How parents’ personality affects a child’s mind
The strongest force which affects a child’s thoughts and feelings are personality and behavior of the parents. Every child is born with innocence which carries purity. If parents have human virtues, wisdom and maturity in their behavior, the purity and innocence is gradually replaced by wisdom and maturity as the child group up. Such a child excels in academic performance. He or she also reflects sincerity and happiness in his general behavior and attracts positive people in life.
However, when there is emotional instability in parents, it affects child’s personality as well as his or her life in a negative way. Parents’ personality and their actions sometimes write the most important parts of script of a child’s life.
Eric Berne’s theory of personality popularly
To understand the impact of parents’ personality on child’s life and behavior, we can take the help of Eric Berne’s theory of personality popularly known as Transactional Analysis. According to this theory, each one of us carries some recordings in our brain which shape our personality.
Eric Berne classifies these recordings or impressions into three categories:
- Those impressions which show to us the sense of right or wrong or moral duties, rules, norms, etc. or, which inspire us to help others, nurture others or feel concerned for others. As per Eric Berne, most of these recordings are a result of our observation of parents’ behavior or parental teachings. He names these as “Parent” or “P”. We all have impressions of Controlling Parent and Nurturing Parent in our brain.
- Those impressions which we gather on the basis of our own experiences. When we do something actively and see its outcome, we gather some new information or some new insight. In this process, we develop our own understanding about the world. These impressions are named as “Adult” or “A”.
- Our natural reactions to various situations show in terms of our feelings. These form the most spontaneous part of our personality and are named as “Child” or “C”.
According to Eric Berne, each person’s personality has behaviors guided by recordings in his or her “P”, “A” and “C”. The quality and measure of these recordings differ from person to person. One, who has a lot of impressions of Controlling Parent has a commanding personality. On the other hand, one who has a lot of recordings of Nurturing Parent is a caring and affectionate person.
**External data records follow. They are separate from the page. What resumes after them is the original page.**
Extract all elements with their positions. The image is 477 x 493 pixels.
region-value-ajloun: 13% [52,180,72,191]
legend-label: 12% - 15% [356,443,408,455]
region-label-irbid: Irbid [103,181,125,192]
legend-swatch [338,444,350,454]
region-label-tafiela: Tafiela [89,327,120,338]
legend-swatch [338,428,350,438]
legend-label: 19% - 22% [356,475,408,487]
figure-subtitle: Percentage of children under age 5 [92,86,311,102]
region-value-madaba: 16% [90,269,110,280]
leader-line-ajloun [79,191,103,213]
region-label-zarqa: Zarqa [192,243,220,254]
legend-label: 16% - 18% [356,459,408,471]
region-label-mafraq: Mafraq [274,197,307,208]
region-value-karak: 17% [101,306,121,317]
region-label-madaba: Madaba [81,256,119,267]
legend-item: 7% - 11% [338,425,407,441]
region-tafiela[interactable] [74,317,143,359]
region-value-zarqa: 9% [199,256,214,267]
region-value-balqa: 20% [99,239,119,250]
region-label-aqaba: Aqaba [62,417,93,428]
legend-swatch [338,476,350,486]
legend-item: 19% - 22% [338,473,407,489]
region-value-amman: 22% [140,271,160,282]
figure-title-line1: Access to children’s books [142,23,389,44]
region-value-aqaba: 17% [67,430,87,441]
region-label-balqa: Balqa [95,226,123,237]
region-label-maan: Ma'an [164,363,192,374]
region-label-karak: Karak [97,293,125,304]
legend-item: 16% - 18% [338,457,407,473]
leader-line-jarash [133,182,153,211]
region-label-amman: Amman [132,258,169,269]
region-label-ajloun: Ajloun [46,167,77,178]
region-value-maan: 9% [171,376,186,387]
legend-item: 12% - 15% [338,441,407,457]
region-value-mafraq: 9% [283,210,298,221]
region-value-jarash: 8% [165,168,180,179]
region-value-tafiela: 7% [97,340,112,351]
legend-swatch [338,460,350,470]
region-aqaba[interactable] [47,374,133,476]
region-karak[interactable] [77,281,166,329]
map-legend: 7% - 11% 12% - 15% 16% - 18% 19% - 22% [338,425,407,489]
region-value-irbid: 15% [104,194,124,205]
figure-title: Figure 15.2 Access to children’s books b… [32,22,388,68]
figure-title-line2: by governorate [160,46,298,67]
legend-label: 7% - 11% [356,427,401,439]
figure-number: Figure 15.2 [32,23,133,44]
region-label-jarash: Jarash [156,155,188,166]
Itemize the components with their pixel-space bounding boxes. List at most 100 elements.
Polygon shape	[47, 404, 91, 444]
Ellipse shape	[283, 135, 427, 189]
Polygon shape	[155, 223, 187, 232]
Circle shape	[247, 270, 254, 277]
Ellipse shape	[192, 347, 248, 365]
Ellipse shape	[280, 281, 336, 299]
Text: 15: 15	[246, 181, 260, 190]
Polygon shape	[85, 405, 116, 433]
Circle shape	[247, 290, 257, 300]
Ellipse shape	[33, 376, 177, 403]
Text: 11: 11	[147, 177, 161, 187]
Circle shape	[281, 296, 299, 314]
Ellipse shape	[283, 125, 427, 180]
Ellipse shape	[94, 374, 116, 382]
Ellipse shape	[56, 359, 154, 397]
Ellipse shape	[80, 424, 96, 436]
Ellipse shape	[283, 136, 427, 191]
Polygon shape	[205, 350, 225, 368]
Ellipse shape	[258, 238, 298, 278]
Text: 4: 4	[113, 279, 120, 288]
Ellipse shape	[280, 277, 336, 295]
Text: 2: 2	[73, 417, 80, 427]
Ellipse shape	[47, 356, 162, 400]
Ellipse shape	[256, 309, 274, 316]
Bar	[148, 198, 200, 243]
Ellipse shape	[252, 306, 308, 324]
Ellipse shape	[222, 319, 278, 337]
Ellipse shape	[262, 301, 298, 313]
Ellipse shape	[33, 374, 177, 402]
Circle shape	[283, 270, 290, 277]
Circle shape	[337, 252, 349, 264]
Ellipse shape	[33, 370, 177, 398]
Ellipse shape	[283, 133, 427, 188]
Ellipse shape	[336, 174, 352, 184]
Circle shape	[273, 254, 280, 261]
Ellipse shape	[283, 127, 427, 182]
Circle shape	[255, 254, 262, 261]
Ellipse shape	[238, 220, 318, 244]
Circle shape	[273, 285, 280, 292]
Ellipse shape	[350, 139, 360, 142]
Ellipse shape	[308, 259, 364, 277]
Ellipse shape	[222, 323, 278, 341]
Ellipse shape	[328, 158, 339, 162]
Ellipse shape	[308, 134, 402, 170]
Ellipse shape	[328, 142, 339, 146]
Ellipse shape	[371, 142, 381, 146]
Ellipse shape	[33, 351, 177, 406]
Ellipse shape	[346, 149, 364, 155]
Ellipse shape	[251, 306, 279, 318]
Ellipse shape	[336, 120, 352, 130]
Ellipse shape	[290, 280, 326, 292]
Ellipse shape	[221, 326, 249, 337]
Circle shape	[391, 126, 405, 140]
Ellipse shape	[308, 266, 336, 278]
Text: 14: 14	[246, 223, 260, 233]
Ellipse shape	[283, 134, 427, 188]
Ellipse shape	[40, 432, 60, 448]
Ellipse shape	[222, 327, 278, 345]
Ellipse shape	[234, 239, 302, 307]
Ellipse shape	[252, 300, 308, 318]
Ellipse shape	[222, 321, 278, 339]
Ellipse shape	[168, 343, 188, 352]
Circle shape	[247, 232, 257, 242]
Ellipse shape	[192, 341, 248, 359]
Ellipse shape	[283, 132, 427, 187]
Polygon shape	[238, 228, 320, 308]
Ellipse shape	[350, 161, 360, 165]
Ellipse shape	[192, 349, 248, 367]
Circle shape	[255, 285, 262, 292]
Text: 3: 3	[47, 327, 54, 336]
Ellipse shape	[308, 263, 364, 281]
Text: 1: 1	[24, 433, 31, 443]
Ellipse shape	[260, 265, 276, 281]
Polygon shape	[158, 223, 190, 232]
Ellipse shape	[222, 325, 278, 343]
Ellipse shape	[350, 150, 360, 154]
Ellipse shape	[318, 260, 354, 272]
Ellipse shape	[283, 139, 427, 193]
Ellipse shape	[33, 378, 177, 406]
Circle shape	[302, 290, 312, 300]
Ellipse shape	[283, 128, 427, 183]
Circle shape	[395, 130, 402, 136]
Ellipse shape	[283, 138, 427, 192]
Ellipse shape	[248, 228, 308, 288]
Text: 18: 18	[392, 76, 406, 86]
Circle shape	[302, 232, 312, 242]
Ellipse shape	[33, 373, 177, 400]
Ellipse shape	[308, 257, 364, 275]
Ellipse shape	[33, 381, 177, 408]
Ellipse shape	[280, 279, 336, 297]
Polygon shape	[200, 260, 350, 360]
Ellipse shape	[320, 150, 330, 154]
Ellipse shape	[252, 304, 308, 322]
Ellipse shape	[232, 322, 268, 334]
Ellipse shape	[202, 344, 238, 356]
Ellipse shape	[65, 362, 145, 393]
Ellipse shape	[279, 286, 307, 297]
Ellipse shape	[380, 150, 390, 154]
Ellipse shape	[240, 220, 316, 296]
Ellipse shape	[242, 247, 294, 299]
Some people who have experience (“A” recordings) are good in analyzing, decision making and observation. Those who have large “C” recordings are friendly and joyful if most of the “C” recordings are based on positive feelings.
However, if a lot of negative feelings are recorded, he or she becomes over sensitive, moody or irritable. To be an effective and successful parent, one needs to have a balance of “P”, “A” and “C”. The most important part is the quality of “C” recordings. Most of our thoughts depend on our feelings. If we feel positive most of the times, our thoughts, words, and actions are in right direction.
How can you be a great parent
Keep in mind that characteristics in your child’s early years you find negative may turn into positive qualities as he grows. But for this to happen you need to show the way to your child through your positive personality. Children are very impressionable. They model everything you do as a parent and try to do the same in their own lives. It is important that you set the right examples. Negative examples are harmful to a child’s development and can lead to bad behavior.
As parents, we should model the life we want our children to lead. To help them lead a life of character and become dependable and accountable for their words and actions. Show your kids what it means to give selflessly and joyfully by volunteering for a service project or with a community group. Leave people and places better than you found them, and your kids will take note and do the same.
Most parents when asked when asked after their child’s thoughts respond: “I’ve never thought about my child’s thoughts before…”.
I really want to ask you Is it not our job as parents to get our children to do the right thing, to teach them, and to make them happy?”. So by interacting with your child, thinking about what he thinks of life and by setting good examples with your personality you might help your children a long way in being the leaders of tomorrow.